The first set of methods we consider are multi-dimensional CNNs. Traditionally, CNNs have been used for 2D natural image data. As described in Chapter 2, the discrete convolution can be easily extended from 1D to 4D, making CNNs very versatile.
Yet, architecture design is very challenging as naive extensions from lower to higher data dimensions are accompanied by substantial increases in model parameters and computational cost. We address this problem by careful handcrafting of architectures, automated architecture search, and multi-dimensional transfer learning strategies. While useful for many different problems, convolutions are not immediately suitable for small data dimensions that are part of 2.5D or 3.5D data. For this purpose, we propose different types of Siamese-like CNNs that can be applied to a large set of problems where one of the dimensions only encompasses two samples. In particular, we introduce a novel attention-based information exchange mechanism for two-time point data. Furthermore, CNNs treat all data dimensions equally, which might not be optimal in some cases. For this reason, we consider recurrent-convolutional models that process the temporal data dimension differently, using learnable gating mechanisms. In this context, we propose a novel convolutional-recurrent model that demonstrates promising results across multiple applications.
Throughout this chapter, we describe general architecture concepts that are not neces-sarily tied to a specific implementation or application. We implement these concepts for different applications in Chapter 6.

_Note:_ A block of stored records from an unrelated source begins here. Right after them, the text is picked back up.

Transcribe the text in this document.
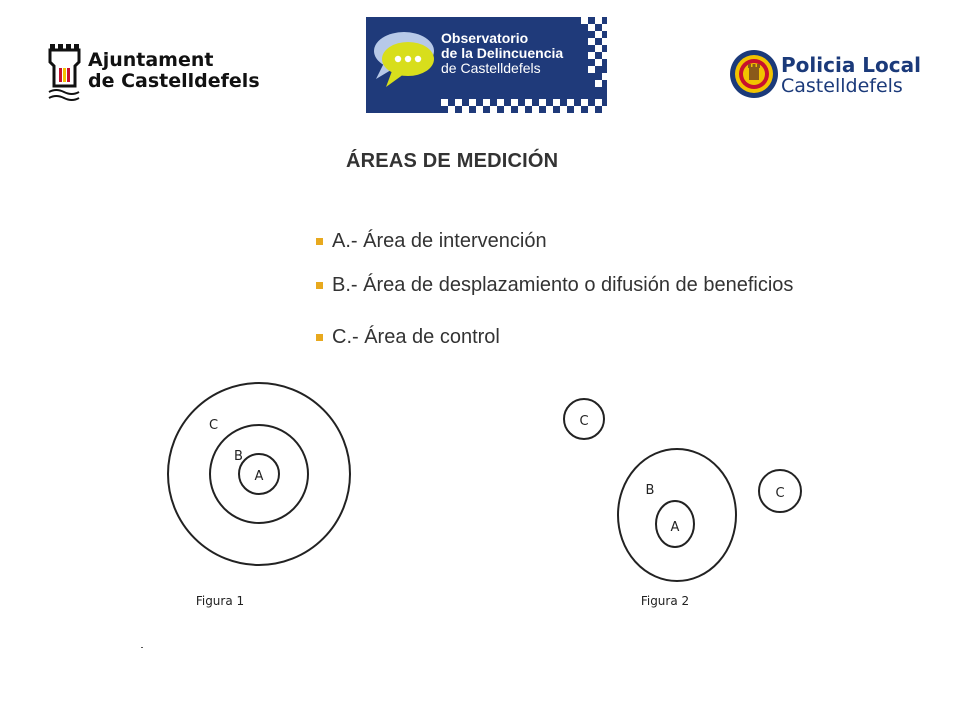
Ajuntament
de Castelldefels
Observatorio
de la Delincuencia
de Castelldefels	Policia Local
Castelldefels
ÁREAS DE MEDICIÓN
A.- Área de intervención
B.- Área de desplazamiento o difusión de beneficios
C.- Área de control
C
B
A
Figura 1
C
C
B
A
Figura 2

4.1 1D, 2D, 3D and 4D CNNs
Convolutional neural networks have been studied extensively for medical image analysis.
As elaborated in Chapter 5, a key component that is missing is a multi-dimensional perspective. In other words, how should CNNs be transferred between different data
dimensions? We propose a number of methods to address this question, starting at 1D and 2D CNNs. Due to the low data dimensionality, we propose an automatic search strategy to obtain suitable architectures that are effective both for 1D and 2D data. The largest amount of CNNs are designed and proposed for 2D data, as this is the standard natural image dimensionality. Therefore, we address the question of how to extend 2D CNN concepts to 3D next. Here, we also propose a multi-dimensional transfer learning approach, which allows for effective architecture reuse in higher dimensions.
Last, we consider the extension of 3D CNNs to 4D, which is a field that has hardly been addressed.